Text Summariser — Fine-tuned T5 on SAMSum

// the_story

The Problem

Summarization sounds easy until you try to teach a machine to do it on conversation data. Dialogue is messy — sentence fragments, emoji, context that lives in the back-and-forth rather than any single line. Generic summarization models trained on news articles fall apart on chat logs. I wanted to understand how to fine-tune a transformer end-to-end, and SAMSum — a dataset of 16,000 messenger-style dialogues with human-written summaries — was the right target.

The Approach

T5-small is a sequence-to-sequence model that treats every NLP task as text-in, text-out. Summarization gets a task prefix: the input is literally "summarize: " + dialogue, and the model learns to produce a condensed version. No classification head, no architectural changes — just fine-tune on input/output pairs and let the model figure out what "summarize" means.

The dataset is the SAMSum corpus — short, realistic chat conversations between two people. I sampled 4,000 training pairs and 500 validation pairs rather than the full 14,000. The constraint was Google Colab: GPU memory, session timeouts, and disk space all push you toward smaller runs. bfloat16 precision kept memory usage manageable without meaningfully hurting training stability.

The Build

Training setup: 6 epochs, batch size 8, warmup over 500 steps, weight decay 0.01. Nothing exotic — the defaults the Hugging Face docs point you toward are sensible for a fine-tuning run of this size. The whole thing lives in a single notebook that handles data loading, tokenization, training, and checkpoint saving in order.

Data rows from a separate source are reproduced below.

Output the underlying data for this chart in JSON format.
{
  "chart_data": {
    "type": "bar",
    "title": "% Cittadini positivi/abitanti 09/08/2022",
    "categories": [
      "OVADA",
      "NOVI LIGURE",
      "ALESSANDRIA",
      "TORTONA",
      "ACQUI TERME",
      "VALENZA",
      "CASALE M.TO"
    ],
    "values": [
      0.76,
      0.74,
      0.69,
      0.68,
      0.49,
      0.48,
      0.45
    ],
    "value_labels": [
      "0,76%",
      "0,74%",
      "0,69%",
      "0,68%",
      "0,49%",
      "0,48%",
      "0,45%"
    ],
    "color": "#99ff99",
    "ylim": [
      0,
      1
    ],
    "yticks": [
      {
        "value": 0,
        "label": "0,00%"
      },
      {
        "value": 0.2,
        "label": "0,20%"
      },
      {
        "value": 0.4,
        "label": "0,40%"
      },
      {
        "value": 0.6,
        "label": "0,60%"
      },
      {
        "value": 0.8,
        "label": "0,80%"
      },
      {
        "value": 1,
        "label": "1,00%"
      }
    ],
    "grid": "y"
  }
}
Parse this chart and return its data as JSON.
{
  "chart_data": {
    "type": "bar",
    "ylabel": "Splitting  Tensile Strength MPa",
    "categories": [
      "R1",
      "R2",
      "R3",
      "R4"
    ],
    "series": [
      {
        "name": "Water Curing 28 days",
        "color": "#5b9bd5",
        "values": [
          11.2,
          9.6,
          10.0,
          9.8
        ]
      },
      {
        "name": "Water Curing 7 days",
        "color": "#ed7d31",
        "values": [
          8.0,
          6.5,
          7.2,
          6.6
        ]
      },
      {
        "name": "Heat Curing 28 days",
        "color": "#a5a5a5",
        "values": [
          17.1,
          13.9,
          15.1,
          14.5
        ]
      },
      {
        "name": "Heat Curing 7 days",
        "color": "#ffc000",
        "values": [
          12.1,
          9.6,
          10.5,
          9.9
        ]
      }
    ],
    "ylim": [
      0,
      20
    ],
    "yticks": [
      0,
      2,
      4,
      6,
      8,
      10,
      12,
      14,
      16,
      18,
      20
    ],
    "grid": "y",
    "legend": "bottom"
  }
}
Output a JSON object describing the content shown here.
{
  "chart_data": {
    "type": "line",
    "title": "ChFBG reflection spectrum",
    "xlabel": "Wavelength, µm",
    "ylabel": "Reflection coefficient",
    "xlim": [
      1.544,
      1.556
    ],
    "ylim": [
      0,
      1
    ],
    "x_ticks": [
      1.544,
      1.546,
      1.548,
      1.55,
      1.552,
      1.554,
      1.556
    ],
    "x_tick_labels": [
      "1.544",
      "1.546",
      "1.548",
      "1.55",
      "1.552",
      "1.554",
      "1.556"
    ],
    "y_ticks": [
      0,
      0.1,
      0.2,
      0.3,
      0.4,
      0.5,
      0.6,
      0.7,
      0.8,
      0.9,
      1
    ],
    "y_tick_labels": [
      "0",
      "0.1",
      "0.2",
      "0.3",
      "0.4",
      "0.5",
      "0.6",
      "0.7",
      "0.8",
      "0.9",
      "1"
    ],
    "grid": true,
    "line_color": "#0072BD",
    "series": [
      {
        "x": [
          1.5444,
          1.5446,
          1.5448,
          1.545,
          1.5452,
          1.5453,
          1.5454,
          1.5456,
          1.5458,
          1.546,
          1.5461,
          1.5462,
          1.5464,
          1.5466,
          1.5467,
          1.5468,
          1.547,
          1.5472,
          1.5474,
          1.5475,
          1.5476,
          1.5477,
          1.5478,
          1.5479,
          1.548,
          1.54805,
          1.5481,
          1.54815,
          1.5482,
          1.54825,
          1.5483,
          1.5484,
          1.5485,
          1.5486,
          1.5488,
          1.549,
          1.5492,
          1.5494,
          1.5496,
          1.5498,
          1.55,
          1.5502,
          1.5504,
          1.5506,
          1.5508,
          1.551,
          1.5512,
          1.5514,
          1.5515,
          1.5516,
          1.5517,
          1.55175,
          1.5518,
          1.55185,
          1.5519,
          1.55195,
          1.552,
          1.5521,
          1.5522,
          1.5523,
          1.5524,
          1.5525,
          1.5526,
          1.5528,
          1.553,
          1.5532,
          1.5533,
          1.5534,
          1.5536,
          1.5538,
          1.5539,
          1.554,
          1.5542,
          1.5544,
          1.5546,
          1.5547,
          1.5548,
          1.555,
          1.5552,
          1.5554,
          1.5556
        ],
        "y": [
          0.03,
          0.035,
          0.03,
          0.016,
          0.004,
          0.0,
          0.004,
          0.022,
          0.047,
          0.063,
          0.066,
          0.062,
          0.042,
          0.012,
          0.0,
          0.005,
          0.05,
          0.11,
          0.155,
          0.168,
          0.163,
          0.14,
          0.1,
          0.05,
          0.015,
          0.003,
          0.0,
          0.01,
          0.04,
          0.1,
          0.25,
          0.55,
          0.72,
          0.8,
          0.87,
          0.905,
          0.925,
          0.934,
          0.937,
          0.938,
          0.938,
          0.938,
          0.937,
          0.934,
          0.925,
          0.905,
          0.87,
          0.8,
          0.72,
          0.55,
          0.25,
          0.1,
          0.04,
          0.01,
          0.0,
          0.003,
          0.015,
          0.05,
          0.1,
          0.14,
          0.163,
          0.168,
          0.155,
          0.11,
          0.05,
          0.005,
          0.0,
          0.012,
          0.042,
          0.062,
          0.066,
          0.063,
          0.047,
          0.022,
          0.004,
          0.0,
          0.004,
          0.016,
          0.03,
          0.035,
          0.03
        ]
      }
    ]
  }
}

[CODE BLOCK — language: python — filename: text_summarizer.ipynb]

dialogue = "Hannah: Hey, can we meet tomorrow? Alex: Sure, what time? Hannah: Around 3pm?"
inputs = tokenizer(
"summarize: " + dialogue,
return_tensors="pt",
max_length=256,
truncation=True
)
summary_ids = model.generate(inputs["input_ids"], max_length=64)
print(tokenizer.decode(summary_ids[0], skip_special_tokens=True))
# → "Hannah and Alex plan to meet tomorrow at 3pm."

Input max length 256 tokens covers most dialogues in the dataset. Output capped at 64 — enough for a clean one-sentence summary, which is what SAMSum's human annotations look like.

Fine-tuning is not magic — it's transfer learning with a receipt. You're paying with your data and compute to redirect what the model already knows.

What I Learned

T5's task prefix is genuinely clever. A single model handles translation, summarization, classification, and Q&A by prepending a task name to the input. Fine-tuning on one task doesn't require touching the architecture — just the weights.
Colab shapes your decisions. The choice to sample 4,000 examples instead of training on all 14,000 wasn't a modeling decision — it was a hardware decision. Resource constraints are part of the design process, especially early on.
bfloat16 is the right default for modern training. It uses half the memory of float32 with better numerical range than float16, which matters when you're watching a Colab session like a hawk and hoping it doesn't disconnect.
Seq2seq is a different mental model. Coming from classification tasks, thinking in terms of encoder-decoder pairs and autoregressive generation requires a genuine mindset shift. Building this project is what made that shift stick.
Fine-tuning is a legitimate skill. Training from scratch (like StyleForge's decoder) teaches you one thing; fine-tuning a pretrained model on domain-specific data teaches you another. Knowing when to use which — and how to do both — is the actual job.

A 60M-parameter model, 4,000 training examples, a free GPU, and one notebook. Small project, real understanding.